Hace unas semanas dedicamos tres entradas a narrar las peripecias de Lituania, desde su recreación a raíz del final de la Primera Guerra Mundial hasta el final la segunda guerra mundial, en una serie que titulamos, genéricamente, Catástrofe Báltica, por los sufrimientos y errores cometidos por los dirigentes y nacionales de dicho país, que llevó a que su breve sueño de independencia acabara torciéndose rápidamente, y durante muchos años.
Catástrofe Báltica, Lituania en la Segunda Guerra Mundial (I).
Catástrofe Báltica, Lituania en la Segunda Guerra Mundial (II).
Catástrofe Báltica, Lituania en la Segunda Guerra Mundial (yIII).
Como Lituania no fue el único país que sufrió estas peripecias, retomamos hoy la serie para referirnos a Estonia, con la esperanza de poder hacer otro tanto, en el futuro, con Letonia.
Estonia es el más septentrional de los tres países y, en cierto modo, parece esquinado geográficamente entre el golfo de Finlandia al norte, el mar Báltico al oeste, Letonia al sur y Rusia (actualmente) al este; sin embargo, no se libró de entrar de lleno en los acontecimientos históricos de la época a la que nos referimos.

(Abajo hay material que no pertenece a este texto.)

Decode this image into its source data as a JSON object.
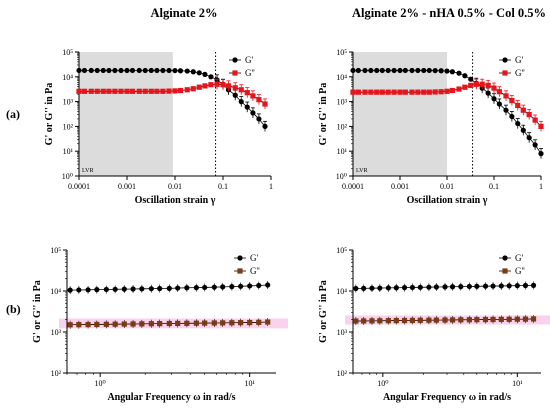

Cuando Alemania y Rusia firmaron, el 3 de marzo de 1918, el Tratado de Brest Litovsk, los primeros, en base a la idea de crear una serie de estados tapón, exigieron la independencia de Estonia, una píldora difícil de tragar para los soviéticos, ya que esta se encontraba demasiado cerca de la cuna de la Revolución: San Petersburgo-Leningrado. Dicho, es importante recalcar que los alemanes tenían sus propios planes para el nuevo país “independiente”: aprovechar la minoría alemana residente en el país para colonizarlo poco a poco y obtener beneficios tanto geoestratégicos como comerciales. Con un millón de habitantes, el país estaba poblado por un 90 % de estonios étnicos, un 8,2 % de rusos, un 0,7 % de suecos y un 0,4 % de judíos. Los alemanes bálticos, que debían servir como caballo de Troya, quedaban dentro del 0,7 % restante, sin embargo, en un país fundamentalmente agrícola, eran un porcentaje importante de los grandes terratenientes y de las clases medias urbanas; es decir, tenían el dominio económico del Estado.
Estonia declaró su independencia el 24 de febrero de 1918, antes de la firma del tratado, aprovechando que el país estaba bajo control alemán, aunque no pudieron ponerla en práctica hasta finales de año cuando, firmado el armisticio, las tropas germanas iniciaron su vuelta a casa. Detrás de ellos, desgraciadamente, se asomó el Ejército Rojo. Para detenerlo, el nuevo Estado, dirigido por Konstantin Päts como primer ministro, tuvo que improvisar un ejército para desplegarlo en el sector de Narva, en contra de los deseos de la inmensa mayoría de la población, rural, que no veía por qué debía luchar por unas ideas nacionalistas que eran propias de las clases urbanas, a las que no pertenecían y que no entendían. Así, las fuerzas de defensa lituanas acabarían formadas por unidades rusas antibolcheviques y voluntarios procedentes de Dinamarca, Suecia y sobre todo Finlandia (unos 3500 de estos últimos).
No era suficiente, y el nuevo Gobierno tuvo que prometer reformas agrarias para convencer a la población de que se sumara a filas, enfadando a cambio a los grandes terratenientes. La situación era muy difícil, y puede decirse que la pieza que finalmente salvó al país fue la Royal Navy, cuando un escuadrón se presentó ante Tallin con cañones suficientes como para convencer al Ejército Rojo de que Letonia era un objetivo más apetecible. Con la guerra trasladada hacia el sur, tropas estonias romperían el fuego por su vecina meridional tanto contra los bolcheviques como contra el Landwehr Báltico alemán, hasta que el nuevo Gobierno de Moscú, con otros problemas que resolver, cedió y, en 1920, abandonó “voluntariamente y para siempre” sus reclamaciones territoriales sobre Estonia.
Vaya no sabía que el sentimiento nacionalista había sido tan poco popular, hoy día la cosa es muy distinta.